One other thing I didn’t forsee was that when we get to the point of merging our epic feature branch into main, I had little confidence that it would be integrated correctly. The sole reason for this is that the test team hasn’t been testing our changes from main. They’ve been testing the epic branch just fine, but all those conflicts that were resolved during resyncs from main, plus the actual large-scale merge of our branch: what’s to say that we didn’t miss something? We’re just right back to delaying our testing near the due date.

So this is where we are now. All the bugs (that we know of) have been addressed and I’m hoping to merge our changes into main today in preparation for what I hope to be one last test before we roll it out.
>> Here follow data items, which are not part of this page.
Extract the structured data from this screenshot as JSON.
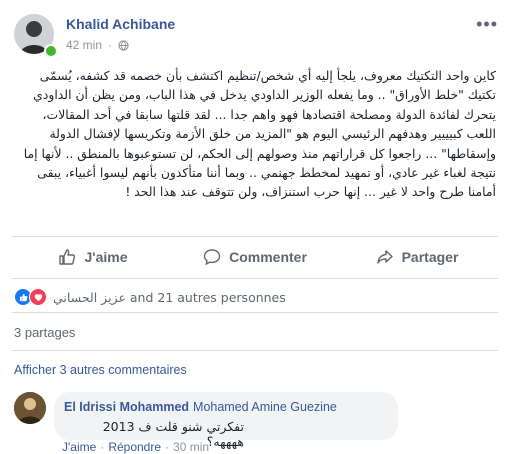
{
  "post": {
    "author": "Khalid Achibane",
    "time": "42 min",
    "body": "كاين واحد التكتيك معروف، يلجأ إليه أي شخص/تنظيم اكتشف بأن خصمه قد كشفه، يُسمّى تكتيك \"خلط الأوراق\" .. وما يفعله الوزير الداودي يدخل في هذا الباب، ومن يظن أن الداودي يتحرك لفائدة الدولة ومصلحة اقتصادها فهو واهم جدا ... لقد قلتها سابقا في أحد المقالات، اللعب كبيييير وهدفهم الرئيسي اليوم هو \"المزيد من خلق الأزمة وتكريسها لإفشال الدولة وإسقاطها\" ... راجعوا كل قراراتهم منذ وصولهم إلى الحكم، لن تستوعبوها بالمنطق .. لأنها إما نتيجة لغباء غير عادي، أو تمهيد لمخطط جهنمي .. وبما أننا متأكدون بأنهم ليسوا أغبياء، يبقى أمامنا طرح واحد لا غير ... إنها حرب استنزاف، ولن تتوقف عند هذا الحد !"
  },
  "actions": {
    "like": "J'aime",
    "comment": "Commenter",
    "share": "Partager"
  },
  "reactions": {
    "text": "عزيز الحساني and 21 autres personnes"
  },
  "shares": "3 partages",
  "more_comments": "Afficher 3 autres commentaires",
  "comment": {
    "author": "El Idrissi Mohammed",
    "mention": "Mohamed Amine Guezine",
    "text": "تفكرتي شنو قلت ف 2013 ههههه؟",
    "like": "J'aime",
    "sep1": "·",
    "reply": "Répondre",
    "sep2": "·",
    "time": "30 min"
  },
  "colors": {
    "link": "#385898",
    "muted": "#606770",
    "like": "#1877f2",
    "love": "#f33e58",
    "online": "#42b72a"
  }
}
So, what did I learn from this? I can think of a few takeaways:

  1. Continuous integration — not the automated build kind, but the consistently merging into main kind — is not only important, it’s bloody vital. Not doing this means that you’re left with little confidence in what the testing team is actually testing is what would be pushed out to production. Using the epic feature branch was a mistake. Always merge to main, and test from main as often as you can. You may need to push out changes that are turned off, but as long as you design for this, this should be fine (feature flags FTW).
  2. Letting tickets pile up like they did was another mistake. Ticket flow is important: not only for the team, who’s morale is tied to whether we will pass the sprint or not, but also in finding any problems early enough that you have enough time to react to them.
  3. This is probably something on my head: don’t spend too long doing a design. I spent a week on one when one probably could have been written up in a few days (to be fair: the scope of the work has not quite been locked down when I was doing the design work, which did delay things a little). A quick design also means getting feedback sooner.
  4. I think the largest takeaway is trying to check the businesses expectations on what can be delivered and when. This I find the hardest thing to do. I’m a bit of a “aim to please” type of person, so it’s not easy for me to say something like “we can’t do that in that time.” Instead I tend to be quite optimistic about what we can deliver. I have to get better with this.

The saga is not quite finished yet: you may see another blog post on this subject soon enough. But hopefully things will settle down after this.